The Modernist Bob Simpson

Having promised myself I'd get to bed early and have a decent sleep tonight, I made the mistake of picking up the November 1970 copy of Australian Cricket that was sitting on top of a pile on my desk. It threw me into a strange, slightly disturbing time warp.

In an otherwise unremarkable issue this full-page photo of 34-year old retired cricketer turned finance manager Bob Simpson standing in front of Harry Seidler's 'Australia Square' building stuck out like the proverbial... well... Harry Seidler building. A student and acolyte of a murderer's row of Modernist masters including Marcel Breuer, Walter Gropius, Alvar Aalto and Oscar Niemeyer, Seidler moved to Australia in his 20s and along with Robin Boyd et al, immediately set about transforming the way the county looked. 

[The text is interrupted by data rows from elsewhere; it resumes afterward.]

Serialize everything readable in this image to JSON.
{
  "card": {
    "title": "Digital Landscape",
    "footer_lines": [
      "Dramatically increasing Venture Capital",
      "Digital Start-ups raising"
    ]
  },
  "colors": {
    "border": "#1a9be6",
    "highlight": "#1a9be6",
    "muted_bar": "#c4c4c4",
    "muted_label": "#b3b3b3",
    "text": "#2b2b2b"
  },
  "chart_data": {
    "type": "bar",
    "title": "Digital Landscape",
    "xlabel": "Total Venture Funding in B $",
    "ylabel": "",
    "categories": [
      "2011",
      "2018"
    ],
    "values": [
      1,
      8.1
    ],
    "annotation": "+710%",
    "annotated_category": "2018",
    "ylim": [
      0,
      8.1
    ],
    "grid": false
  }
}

As something of a modernism trainspotter, I have a keen eye for Seidler designs though to be honest, probably prefer his early International Style houses (Rose Seidler House, his first Australian design and built for his mother, is both a psychologist's and design nerd's wet dream) than his later commercial work, which probably suffers from the sheer volume of dodgy knock-offs with which it co-existed. 

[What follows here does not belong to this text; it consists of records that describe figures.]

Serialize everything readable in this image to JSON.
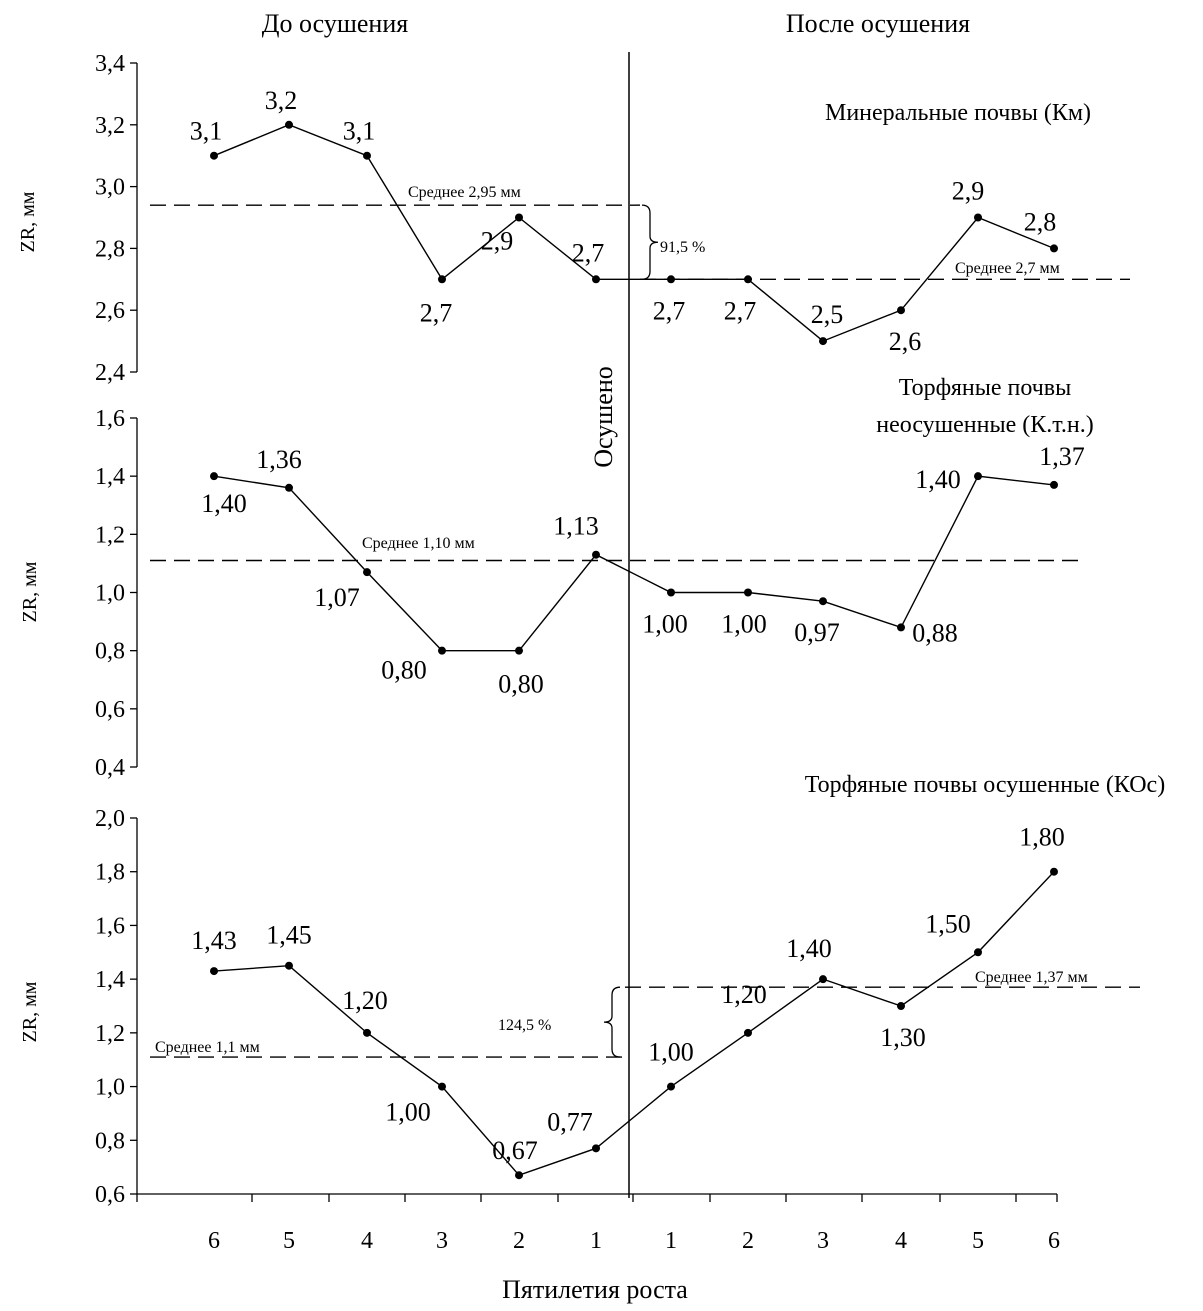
{
  "headers": {
    "before": "До осушения",
    "after": "После осушения",
    "drained_marker": "Осушено"
  },
  "x_axis": {
    "label": "Пятилетия роста",
    "tick_labels": [
      "6",
      "5",
      "4",
      "3",
      "2",
      "1",
      "1",
      "2",
      "3",
      "4",
      "5",
      "6"
    ]
  },
  "chart_data": [
    {
      "type": "line",
      "title": "Минеральные почвы (Км)",
      "ylabel": "ZR, мм",
      "ylim": [
        2.4,
        3.4
      ],
      "y_ticks": [
        "2,4",
        "2,6",
        "2,8",
        "3,0",
        "3,2",
        "3,4"
      ],
      "categories": [
        "6",
        "5",
        "4",
        "3",
        "2",
        "1",
        "1",
        "2",
        "3",
        "4",
        "5",
        "6"
      ],
      "values": [
        3.1,
        3.2,
        3.1,
        2.7,
        2.9,
        2.7,
        2.7,
        2.7,
        2.5,
        2.6,
        2.9,
        2.8
      ],
      "data_labels": [
        "3,1",
        "3,2",
        "3,1",
        "2,7",
        "2,9",
        "2,7",
        "2,7",
        "2,7",
        "2,5",
        "2,6",
        "2,9",
        "2,8"
      ],
      "means": [
        {
          "label": "Среднее 2,95 мм",
          "value": 2.94
        },
        {
          "label": "Среднее 2,7 мм",
          "value": 2.7
        }
      ],
      "change_label": "91,5 %"
    },
    {
      "type": "line",
      "title_lines": [
        "Торфяные почвы",
        "неосушенные (К.т.н.)"
      ],
      "ylabel": "ZR, мм",
      "ylim": [
        0.4,
        1.6
      ],
      "y_ticks": [
        "0,4",
        "0,6",
        "0,8",
        "1,0",
        "1,2",
        "1,4",
        "1,6"
      ],
      "categories": [
        "6",
        "5",
        "4",
        "3",
        "2",
        "1",
        "1",
        "2",
        "3",
        "4",
        "5",
        "6"
      ],
      "values": [
        1.4,
        1.36,
        1.07,
        0.8,
        0.8,
        1.13,
        1.0,
        1.0,
        0.97,
        0.88,
        1.4,
        1.37
      ],
      "data_labels": [
        "1,40",
        "1,36",
        "1,07",
        "0,80",
        "0,80",
        "1,13",
        "1,00",
        "1,00",
        "0,97",
        "0,88",
        "1,40",
        "1,37"
      ],
      "means": [
        {
          "label": "Среднее 1,10 мм",
          "value": 1.11
        }
      ]
    },
    {
      "type": "line",
      "title": "Торфяные почвы осушенные (КОс)",
      "ylabel": "ZR, мм",
      "ylim": [
        0.6,
        2.0
      ],
      "y_ticks": [
        "0,6",
        "0,8",
        "1,0",
        "1,2",
        "1,4",
        "1,6",
        "1,8",
        "2,0"
      ],
      "categories": [
        "6",
        "5",
        "4",
        "3",
        "2",
        "1",
        "1",
        "2",
        "3",
        "4",
        "5",
        "6"
      ],
      "values": [
        1.43,
        1.45,
        1.2,
        1.0,
        0.67,
        0.77,
        1.0,
        1.2,
        1.4,
        1.3,
        1.5,
        1.8
      ],
      "data_labels": [
        "1,43",
        "1,45",
        "1,20",
        "1,00",
        "0,67",
        "0,77",
        "1,00",
        "1,20",
        "1,40",
        "1,30",
        "1,50",
        "1,80"
      ],
      "means": [
        {
          "label": "Среднее 1,1 мм",
          "value": 1.11
        },
        {
          "label": "Среднее 1,37 мм",
          "value": 1.37
        }
      ],
      "change_label": "124,5 %"
    }
  ]
}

Looking at Australia's most sadistic fielding drill sargeant standing in front of this building, I couldn't help but be reminded of the time I chased a girl to Paris and ended up in a spirited argument with her out the front of the similarly-proportioned, Seidler-designed Australian Embassy building. Is this just sounding bizarre and a very tenuous reason for a blog post? I really should go to bed. 

Anyway, by the point I chased the girl to Paris I was already in London, so "chase" is probably too strong a word and makes me sound like the unbearably wet male lead in some twee Audrey Tautou film. In actual fact my romantic mission was typically shambolic and once I was in Paris I realised I hadn't booked a hotel. That was a bit of a deal-breaker if you were looking to impress this girl, so in a severely misguided attempt to redress the situation I checked in at the $400 per night Marriott, right by the Eiffel Tower and hence Seidler's Embassy building.

With hindsight I realise this probably wasn't a great move on a student budget but I thought it was a tactical masterstroke at the time. I remember precisely three things about that trip; (1) The argument out the front of the Harry Seidler building (I can't remember what it was about though, I was probably too busy looking at the building); (2) like every other time I have been to Paris, we went down to the Eiffel Tower and decided that the queue to go up it was way too long; (3) the girl was on a study tour with another girl who would not leave us alone, rendering my $400 per night outlay an utter farce. 

I just realised that there is no real ending to this story. The relationship with the girl went hot and cold for a while and then fizzed out. She did come and watch me play cricket once though. I bowled like an absolute drain and she missed the only wicket I took. The writing was on the wall.


  1. For some reason, reading this reminded me of the piquant anecdote in The Big Ship about Warwick Armstrong sitting (possibly at a piano) amid a raucous team bonding session in Paris (or was it Nice, or some other port?) with an unclad prostitute in his, itself possibly unclad, lap. Not sure Simmo would've approved.

    1. Ha, I definitely didn't have as many moves as The Big Ship at that point.